La particularité de ce qui reste de l’opposition guinéenne, c’est de tirer rarement les leçons du passé. Parlant d’une même voix à la veille de chaque dialogue, elle s’entredéchire au lendemain de la signature des accords politiques chacun criant à la trahison.

 

Conséquence, nos opposants censés s’unir pour obtenir l’alternance aux prochaines élections, déploient leur énergie à évoquer des détails, par presse interposée, occultant l’essentiel.

 

Baidy Aribot s’en prend, par exemple, à ses anciens pairs de l’opposition. Ousmane Gaoual Diallo tacle le PEDN. Faya Millimouno règle ses comptes contre l’UFDG. Dr Fodé Oussou Fofana qui se paie l’UFR. C’est à se demander s’il faut en rire ou en pleurer.

 

A chaque sortie médiatique des leaders, ceux-ci s’offrent en spectacle occasionnant les crises de leadership, les coups bas, les dénigrements réciproques et les insultes verbales.
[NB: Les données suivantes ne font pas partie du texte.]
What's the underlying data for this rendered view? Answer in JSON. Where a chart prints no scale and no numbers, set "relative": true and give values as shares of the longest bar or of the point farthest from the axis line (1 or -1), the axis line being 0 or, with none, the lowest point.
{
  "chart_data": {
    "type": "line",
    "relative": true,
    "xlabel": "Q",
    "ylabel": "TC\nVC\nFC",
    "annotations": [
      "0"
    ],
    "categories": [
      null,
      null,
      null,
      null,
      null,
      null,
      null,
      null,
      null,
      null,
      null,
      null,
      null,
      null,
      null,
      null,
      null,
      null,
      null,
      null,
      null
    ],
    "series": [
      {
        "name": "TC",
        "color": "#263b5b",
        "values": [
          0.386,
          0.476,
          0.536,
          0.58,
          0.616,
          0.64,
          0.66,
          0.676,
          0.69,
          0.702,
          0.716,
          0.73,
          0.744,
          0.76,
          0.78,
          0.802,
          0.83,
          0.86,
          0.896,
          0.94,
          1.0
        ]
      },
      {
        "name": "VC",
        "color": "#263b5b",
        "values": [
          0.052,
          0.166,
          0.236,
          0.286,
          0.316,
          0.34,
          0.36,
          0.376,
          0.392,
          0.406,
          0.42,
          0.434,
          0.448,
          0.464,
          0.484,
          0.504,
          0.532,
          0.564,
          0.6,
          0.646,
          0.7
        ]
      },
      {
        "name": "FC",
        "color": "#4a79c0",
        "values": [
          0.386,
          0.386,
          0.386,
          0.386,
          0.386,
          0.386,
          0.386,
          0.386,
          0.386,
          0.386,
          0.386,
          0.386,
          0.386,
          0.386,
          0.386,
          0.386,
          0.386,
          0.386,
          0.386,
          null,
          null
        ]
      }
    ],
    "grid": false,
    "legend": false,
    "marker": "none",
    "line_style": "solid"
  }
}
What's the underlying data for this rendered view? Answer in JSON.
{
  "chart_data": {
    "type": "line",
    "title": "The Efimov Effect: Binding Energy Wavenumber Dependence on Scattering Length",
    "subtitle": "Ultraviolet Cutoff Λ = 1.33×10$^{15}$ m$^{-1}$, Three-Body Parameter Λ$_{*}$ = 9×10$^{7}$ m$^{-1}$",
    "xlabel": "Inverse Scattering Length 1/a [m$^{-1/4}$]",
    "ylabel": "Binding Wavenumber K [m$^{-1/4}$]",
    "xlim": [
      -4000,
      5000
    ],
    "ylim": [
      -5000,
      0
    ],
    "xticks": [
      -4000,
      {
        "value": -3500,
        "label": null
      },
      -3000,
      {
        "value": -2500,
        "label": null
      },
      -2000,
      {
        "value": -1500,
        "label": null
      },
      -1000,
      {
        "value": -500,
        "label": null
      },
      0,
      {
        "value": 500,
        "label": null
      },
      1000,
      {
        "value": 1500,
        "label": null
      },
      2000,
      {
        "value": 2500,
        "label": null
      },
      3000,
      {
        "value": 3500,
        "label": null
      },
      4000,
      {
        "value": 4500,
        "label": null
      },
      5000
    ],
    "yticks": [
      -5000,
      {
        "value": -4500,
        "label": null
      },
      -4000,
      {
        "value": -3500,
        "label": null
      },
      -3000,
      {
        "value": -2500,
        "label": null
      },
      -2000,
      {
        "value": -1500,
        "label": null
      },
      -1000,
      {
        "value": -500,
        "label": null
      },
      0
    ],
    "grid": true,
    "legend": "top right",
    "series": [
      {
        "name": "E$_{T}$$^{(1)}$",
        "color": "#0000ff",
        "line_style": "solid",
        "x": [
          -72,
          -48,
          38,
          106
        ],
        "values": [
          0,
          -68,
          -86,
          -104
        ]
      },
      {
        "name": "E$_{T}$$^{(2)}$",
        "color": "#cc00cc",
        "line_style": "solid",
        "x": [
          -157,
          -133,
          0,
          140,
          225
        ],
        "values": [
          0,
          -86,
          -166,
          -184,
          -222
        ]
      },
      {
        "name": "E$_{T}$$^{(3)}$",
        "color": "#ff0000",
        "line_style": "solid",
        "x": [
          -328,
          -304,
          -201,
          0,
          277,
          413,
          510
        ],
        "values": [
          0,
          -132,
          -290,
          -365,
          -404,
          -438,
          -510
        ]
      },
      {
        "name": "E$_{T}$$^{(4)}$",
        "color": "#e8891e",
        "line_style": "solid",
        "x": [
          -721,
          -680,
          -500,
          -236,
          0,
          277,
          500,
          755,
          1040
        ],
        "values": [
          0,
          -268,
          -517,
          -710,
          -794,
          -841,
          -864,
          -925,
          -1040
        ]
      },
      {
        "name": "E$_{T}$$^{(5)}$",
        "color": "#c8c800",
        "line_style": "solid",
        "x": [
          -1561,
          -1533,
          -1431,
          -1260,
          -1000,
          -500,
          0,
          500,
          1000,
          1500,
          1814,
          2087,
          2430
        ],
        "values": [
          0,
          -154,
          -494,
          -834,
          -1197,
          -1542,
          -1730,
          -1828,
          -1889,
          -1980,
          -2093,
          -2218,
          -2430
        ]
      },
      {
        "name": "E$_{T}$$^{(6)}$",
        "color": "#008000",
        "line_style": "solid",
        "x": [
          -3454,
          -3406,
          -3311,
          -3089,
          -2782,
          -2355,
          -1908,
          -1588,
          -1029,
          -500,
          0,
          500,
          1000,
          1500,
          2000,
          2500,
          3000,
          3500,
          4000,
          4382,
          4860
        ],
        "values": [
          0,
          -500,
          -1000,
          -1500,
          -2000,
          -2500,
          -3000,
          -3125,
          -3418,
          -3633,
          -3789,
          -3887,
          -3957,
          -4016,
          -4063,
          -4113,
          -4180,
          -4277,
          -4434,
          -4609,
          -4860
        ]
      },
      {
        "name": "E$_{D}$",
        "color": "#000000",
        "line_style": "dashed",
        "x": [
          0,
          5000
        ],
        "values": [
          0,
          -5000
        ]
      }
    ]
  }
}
Des débats de bas étages qui, en réalité, ne vont pas faire bouger les lignes.

 

C’est exactement ce qui s’est passé après la signature de l’accord politique du 12 octobre. Puisque dès la fin des pourparlers, l’opposition, qui a fait trembler le régime Condé le 16 août à travers une gigantesque manifestation de rue à Conakry, a volé aux éclats.

 

Connu pour ses prises de position tranchées et ses idées lumineuses, le leader du Bloc Libéral a claqué la porte plutôt que prévu, oubliant qu’à partir du moment où il a accepté le principe du dialogue, pour peu qu’il soit légaliste, il doit apprendre à faire du compromis.

 

Deuxième force politique de l’opposition, par la force des choses, après le départ de l’UFR de Sidya Touré, Faya Millimouno est ce genre d’opposants qui tire, parfois sans discerner, sur ses pairs et le régime actuel. Un peu comme Bah Oury au temps de l’exil ou comme si Zidane est contraint de placer Cristiano Ronaldo, pourtant si habile devant les buts, dans les buts. Une posture inconfortable, pourrat-on dire.

 

Mais bizarrement, le leader du BL, qui appelle au respect de la loi, de l’éthique et de la morale, est celui-là qui a réclamé le soutien de Dadis Camara aux élections présidentielles, un putschiste accusé de crime contre l’humanité, même s’il bénéficie de la présomption d’innocence. Pour deux raisons, il n’aurait pas accepté une telle liaison dangereuse. D’abord, c’est communautariste. Ensuite, c’est politiquement indécent.

 

Tout le monde a des griefs contre l’accord politique du 12 octobre mais le BL devrait comprendre que ce qu’il a perdu autour de la table, il ne l’aura pas à la justice. Il ne s’agit pas de saisir la justice pour qu’on soit appelé légaliste mais plutôt le réalisme politique.

 

Les faits sont là pour le trouver. Après les tueries de Womey, Dr Faya avait réclamé la destitution de cinq ministres, il n’a pas eu gain de cause. Au scrutin présidentiel, le BL a déposé un recours, il a été débouté. Après tout ça, comment peut-il gagner une pétition ?

 

Comme on le constate, que le leader du BL ne s’y Trump guère : son avenir, ses intérêts et ses convictions sont dans l’opposition. Et son adversaire déclaré s’appelle Alpha Condé, non un autre. Malheureusement, à l’allure où vont les choses, le coup d’envoi du match devant opposer le professeur au docteur, est loin de partir en raison de l’absence de l’une des équipes sur la pelouse, alors qu’Alpha Condé, lui, s’échauffe déjà.

 

Mais cela n’engage que moi. Et je l’assume. Pleinement. Et entièrement.

 

Que Dieu sauve la Guinée et les Guinéens.